First, I am sure that police just drop kids off at random houses when the single parent is ill.

The fourth entry follows the same formula, where we watch some high class white people slowly notice something is amiss, and everyone but the one who is haunted ignores it. The characters fall into the pattern I talked about in the review for number three, but this time they are fairly devoid of personality. Alex is okay, but so was Kristi, Katie, and Ali—they all share similar traits, and nothing really distinguishes them. The other characters in this film are perhaps the flimsiest of the series. The parents are unhappy (who knows why?), and they are little more than set dressing for most of it.

We also get more video proof of weird stuff happening and of course no one does anything about it. Alex is almost killed, swears something odd happened, and her parents will not look at the video—they just assume she is now insane. Why bother taping anything! How hard would it be to watch a damn video!

The reasoning for carrying around a camera has become quite thin at this point, and we are pretty much given an entire film via skype. I just don’t see people continuing to hold the camera during a lot of this crap, but that is a downfall of the genre.

The movie isn’t great on a basic level. The scares are lame (one good one for the whole film), the characters are flat, and the idea has worn down to the point of nothing. However, this one does the dumbest thing by completely dicking up the lore.

The cult/coven stuff is probably the most interesting part of the series, but they almost refuse to be consistent with what the rules are for possession. You’d think that Robbie is actually Hunter, nope—Wyatt is Hunter.
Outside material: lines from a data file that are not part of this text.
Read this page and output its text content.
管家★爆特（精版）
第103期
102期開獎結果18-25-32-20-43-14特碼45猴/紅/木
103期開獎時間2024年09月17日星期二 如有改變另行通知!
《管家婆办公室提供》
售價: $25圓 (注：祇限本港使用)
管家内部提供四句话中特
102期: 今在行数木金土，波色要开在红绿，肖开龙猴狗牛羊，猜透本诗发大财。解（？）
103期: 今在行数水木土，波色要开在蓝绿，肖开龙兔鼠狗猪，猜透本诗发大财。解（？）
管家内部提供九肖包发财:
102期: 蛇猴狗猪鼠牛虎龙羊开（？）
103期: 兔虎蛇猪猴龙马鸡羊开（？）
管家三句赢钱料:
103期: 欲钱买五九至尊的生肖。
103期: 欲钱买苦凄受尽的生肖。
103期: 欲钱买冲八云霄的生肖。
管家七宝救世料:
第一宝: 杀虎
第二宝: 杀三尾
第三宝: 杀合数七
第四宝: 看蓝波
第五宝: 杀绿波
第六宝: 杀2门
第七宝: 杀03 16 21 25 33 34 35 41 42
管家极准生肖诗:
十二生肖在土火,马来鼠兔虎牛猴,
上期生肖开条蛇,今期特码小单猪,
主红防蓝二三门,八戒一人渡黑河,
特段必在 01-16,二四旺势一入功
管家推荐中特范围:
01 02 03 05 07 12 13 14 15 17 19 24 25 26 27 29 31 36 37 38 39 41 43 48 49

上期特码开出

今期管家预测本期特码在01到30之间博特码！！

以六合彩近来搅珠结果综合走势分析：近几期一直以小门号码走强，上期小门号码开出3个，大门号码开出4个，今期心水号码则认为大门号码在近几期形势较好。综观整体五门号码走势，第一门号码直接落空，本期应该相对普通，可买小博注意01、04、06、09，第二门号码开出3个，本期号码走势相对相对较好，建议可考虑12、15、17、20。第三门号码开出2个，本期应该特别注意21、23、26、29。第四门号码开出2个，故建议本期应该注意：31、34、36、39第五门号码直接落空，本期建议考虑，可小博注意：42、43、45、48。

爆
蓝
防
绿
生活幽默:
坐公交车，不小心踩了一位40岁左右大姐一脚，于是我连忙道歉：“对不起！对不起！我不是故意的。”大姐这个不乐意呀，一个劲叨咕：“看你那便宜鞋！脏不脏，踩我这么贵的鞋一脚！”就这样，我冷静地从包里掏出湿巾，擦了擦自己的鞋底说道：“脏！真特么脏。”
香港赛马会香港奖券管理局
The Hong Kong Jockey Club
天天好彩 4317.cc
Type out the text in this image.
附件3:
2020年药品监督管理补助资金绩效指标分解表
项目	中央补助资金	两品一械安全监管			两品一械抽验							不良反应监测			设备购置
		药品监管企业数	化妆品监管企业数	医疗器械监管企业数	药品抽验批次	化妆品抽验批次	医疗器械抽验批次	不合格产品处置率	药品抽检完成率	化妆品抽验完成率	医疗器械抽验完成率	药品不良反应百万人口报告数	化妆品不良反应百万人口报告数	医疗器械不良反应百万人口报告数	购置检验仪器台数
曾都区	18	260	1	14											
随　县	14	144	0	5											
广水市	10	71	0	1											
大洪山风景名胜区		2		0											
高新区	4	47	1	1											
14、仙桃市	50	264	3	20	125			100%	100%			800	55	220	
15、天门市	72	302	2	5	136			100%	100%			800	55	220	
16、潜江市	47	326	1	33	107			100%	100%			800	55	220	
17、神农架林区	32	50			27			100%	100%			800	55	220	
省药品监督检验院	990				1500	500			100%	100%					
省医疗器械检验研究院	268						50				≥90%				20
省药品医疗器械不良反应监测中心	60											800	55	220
What this means is that Katie killed Kristi and kidnapped Hunter just to give him up for adoption—which makes absolutely no sense. No matter what the argument is, this idea simply doesn’t add up. Robbie appears to be some sort of conduit for the demon (named Toby here) and works to break down Wyatt into accepting the demon. This is stupid. Stupid!

We are told that the demon is only haunting the bloodline for the first born son, but then it gives up Wyatt for reasons? In an effort to throw a curveball into the film they accidentally blew a runny shit all over the established ideas of the previous films. The first three are rendered pointless here, and we all have to ask if this is an extended exercise in masochism at this point.

I feel bad for the crew on this one. The film is obviously a cynical cash grab by a studio who doesn’t care about the craft so long as money is made. I suppose those involved can be thankful that this film is so shallow and empty that everyone probably already forgot about its existence.